Retirement funds also are problematic,
Charney said. In the case of a heterosexual marriage, the individual
retirement account of a deceased partner automatically becomes the
property of the surviving spouse, who has the option of deferring
payments from the account until the survivor reaches 70-1/2 years old.
But in a same-sex partnership, the non-spouse beneficiary must start
withdrawals immediately, missing out on interest that could have
accumulated if the account had remained untouched.
Charney said
that ultimately means smaller retirement funds for surviving partners.
They also do not get Social Security benefits if their partners die.
"That's
a huge vulnerability," said Stratton Pollitzer who lives in North Miami
and is deputy director of Equality Florida, the state's largest civil
rights group for the lesbian, gay, bisexual and transgender community.
Some
same-sex couples are choosing to check the "married" box on federal
income tax returns and file jointly instead of reporting their status as
single on separate returns, said Nadine Smith, executive director of
Equality Florida.
"The government should not be in the position to
make people lie about their marital status," Smith said. "This is money
that could go toward educating our children, buying homes, starting a
business."
Charney warned that a same-sex couple filing a single
federal return as a married couple could be liable for additional taxes,
penalties and interest — and could be subject to further scrutiny from
the IRS.
Filing separate returns is no guarantee that same-sex couples won't draw attention from the IRS.
Lesley
A. Northrup, dean of The Honors College at Florida International
University, had always split tax deductions and dividends on joint
investments with her partner.
"Oddly enough, after 15 years of
filing that way, the IRS for the first time last year questioned the
splitting of our mortgage deduction," Northrup said in an e-mail.
It was "quickly resolved with a copy of the statement listing us as joint owners, but [it was] still weird," she said.

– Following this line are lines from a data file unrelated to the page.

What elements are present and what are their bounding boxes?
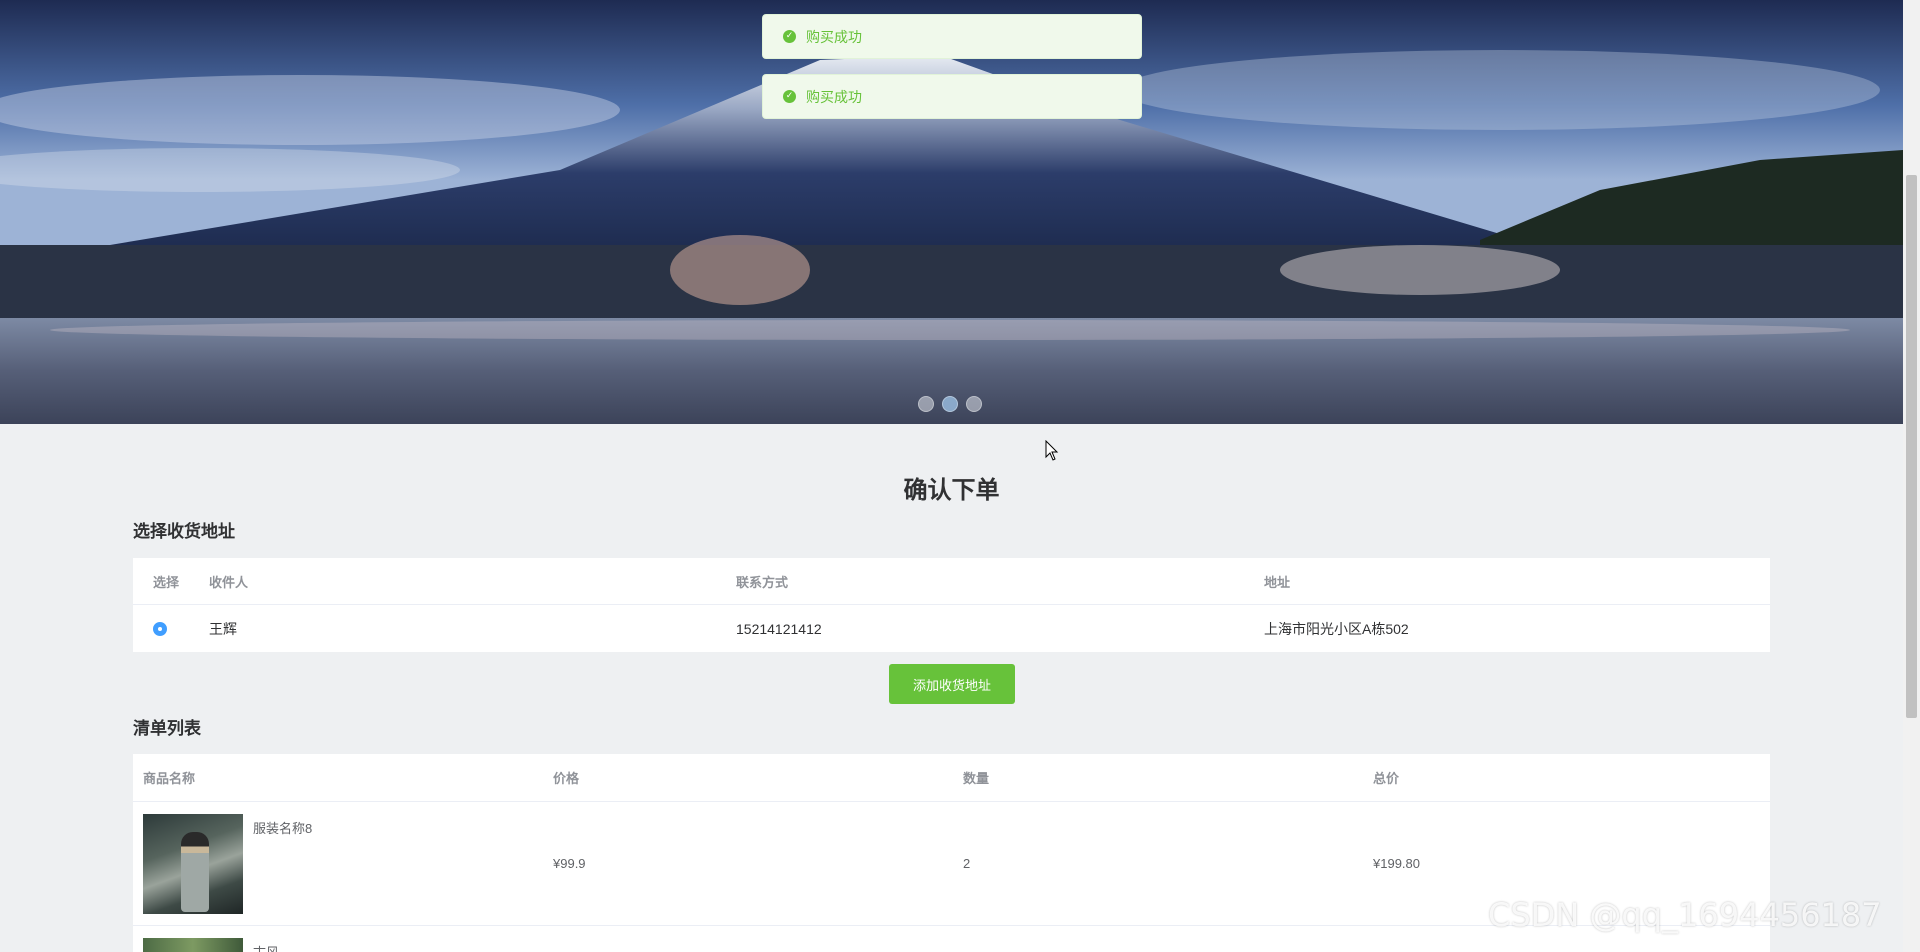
- order-section-title: 清单列表: [133, 719, 201, 738]
- page-scrollbar-thumb[interactable]: [1906, 175, 1917, 718]
- address-select-radio[interactable]: [153, 621, 167, 636]
- success-check-icon: ✓: [783, 90, 796, 103]
- product-image[interactable]: [143, 938, 243, 952]
- column-header-phone: 联系方式: [736, 574, 789, 590]
- success-check-icon: ✓: [783, 30, 796, 43]
- column-header-recipient: 收件人: [209, 574, 249, 590]
- carousel-dot-3[interactable]: [966, 396, 982, 412]
- recipient-phone: 15214121412: [736, 620, 822, 637]
- order-table-header: 商品名称 价格 数量 总价: [133, 754, 1770, 802]
- toast-text: 购买成功: [806, 28, 862, 45]
- product-image[interactable]: [143, 814, 243, 914]
- watermark: CSDN @qq_1694456187: [1488, 896, 1882, 934]
- column-header-total: 总价: [1373, 771, 1400, 786]
- column-header-product: 商品名称: [143, 771, 196, 786]
- product-name: 古风: [253, 942, 279, 952]
- banner-image: [0, 0, 1903, 424]
- toast-text: 购买成功: [806, 88, 862, 105]
- column-header-select: 选择: [153, 574, 180, 590]
- carousel-indicators: [918, 396, 982, 412]
- success-toast: ✓ 购买成功: [762, 14, 1142, 59]
- address-table: 选择 收件人 联系方式 地址 王辉 15214121412 上海市阳光小区A栋5…: [133, 558, 1770, 652]
- carousel-dot-1[interactable]: [918, 396, 934, 412]
- carousel-dot-2[interactable]: [942, 396, 958, 412]
- recipient-name: 王辉: [209, 620, 237, 637]
- column-header-address: 地址: [1264, 574, 1291, 590]
- table-row[interactable]: 王辉 15214121412 上海市阳光小区A栋502: [133, 605, 1770, 652]
- success-toast: ✓ 购买成功: [762, 74, 1142, 119]
- product-quantity: 2: [963, 856, 971, 871]
- carousel-banner[interactable]: [0, 0, 1903, 424]
- page-title: 确认下单: [903, 477, 1000, 504]
- recipient-address: 上海市阳光小区A栋502: [1264, 620, 1409, 637]
- product-price: ¥99.9: [553, 856, 586, 871]
- address-section-title: 选择收货地址: [133, 522, 235, 541]
- address-table-header: 选择 收件人 联系方式 地址: [133, 558, 1770, 605]
- product-name: 服装名称8: [253, 821, 313, 836]
- product-total: ¥199.80: [1373, 856, 1420, 871]
- mouse-cursor-icon: [1045, 440, 1059, 461]
- column-header-quantity: 数量: [963, 771, 990, 786]
- add-address-button[interactable]: 添加收货地址: [889, 664, 1015, 704]
- column-header-price: 价格: [553, 771, 580, 786]
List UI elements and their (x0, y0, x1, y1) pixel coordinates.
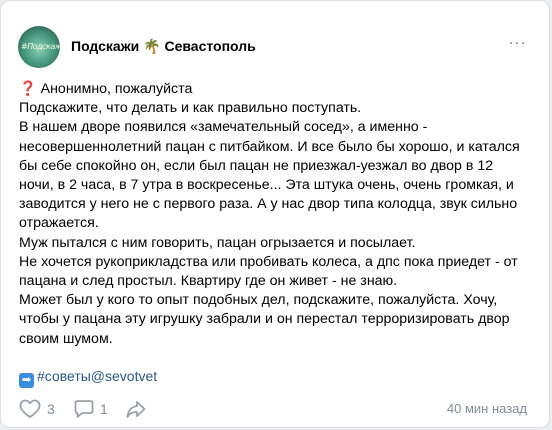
post-line: своим шумом. (19, 330, 113, 347)
hashtag-text: #советы@sevotvet (37, 368, 158, 384)
post-line-text: Анонимно, пожалуйста (40, 81, 193, 97)
question-mark-icon: ❓ (19, 81, 37, 97)
post-line: Подскажите, что делать и как правильно п… (19, 100, 362, 117)
share-icon (126, 401, 146, 418)
like-button[interactable]: 3 (19, 399, 55, 419)
share-button[interactable] (126, 399, 146, 419)
comment-icon (74, 400, 94, 418)
post-line: В нашем дворе появился «замечательный со… (19, 119, 428, 136)
like-count: 3 (47, 401, 55, 417)
heart-icon (19, 399, 41, 418)
comment-count: 1 (100, 401, 108, 417)
post-line: ночи, в 2 часа, в 7 утра в воскресенье..… (19, 177, 514, 194)
post-card: #Подскажи Подскажи 🌴 Севастополь ⋯ ❓ Ано… (0, 0, 550, 428)
more-options-icon[interactable]: ⋯ (508, 34, 527, 52)
avatar-lettering: #Подскажи (21, 42, 60, 51)
group-name-part2: Севастополь (160, 38, 256, 54)
hashtag-link[interactable]: ➡ #советы@sevotvet (19, 368, 157, 388)
post-line: Не хочется рукоприкладства или пробивать… (19, 253, 518, 270)
post-line: Может был у кого то опыт подобных дел, п… (19, 292, 498, 309)
post-line: несовершеннолетний пацан с питбайком. И … (19, 138, 520, 155)
group-avatar[interactable]: #Подскажи (18, 26, 60, 68)
post-line: отражается. (19, 215, 99, 232)
palm-icon: 🌴 (143, 38, 161, 54)
comment-button[interactable]: 1 (74, 399, 108, 419)
post-line: чтобы у пацана эту игрушку забрали и он … (19, 311, 510, 328)
post-line: заводится у него не с первого раза. А у … (19, 196, 518, 213)
arrow-right-icon: ➡ (19, 373, 34, 388)
group-name-part1: Подскажи (71, 38, 144, 54)
post-line: пацана и след простыл. Квартиру где он ж… (19, 273, 398, 290)
post-text: ❓ Анонимно, пожалуйста Подскажите, что д… (19, 80, 534, 349)
post-time[interactable]: 40 мин назад (447, 401, 527, 416)
group-name-link[interactable]: Подскажи 🌴 Севастополь (71, 38, 256, 55)
post-line: ❓ Анонимно, пожалуйста (19, 80, 534, 99)
post-line: Муж пытался с ним говорить, пацан огрыза… (19, 234, 416, 251)
post-line: бы себе спокойно он, если был пацан не п… (19, 157, 494, 174)
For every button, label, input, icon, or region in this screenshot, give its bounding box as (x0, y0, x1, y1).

posted on Feb 25, 2012 8:45 AM ()

Comments:

Having a partner in life if a person wants one can be beneficial in so many ways, our government should encourage stable same-sex unions just as they supposedly encourage heterosexual family units. I think employers who allow health benefits for domestic partners recognize this, but it's an uphill battle on other fronts.
comment by troutbend on Feb 25, 2012 1:24 PM ()
It seems heterosexual couples are afraid that same sex marriage will take away from their marriage which I really don't understand--I haven't heard of one heterosexual marriage end yet because of gay marriage.
I do remember one non-gay 'christian' say it will cost him too much money if gay are given the same equality!!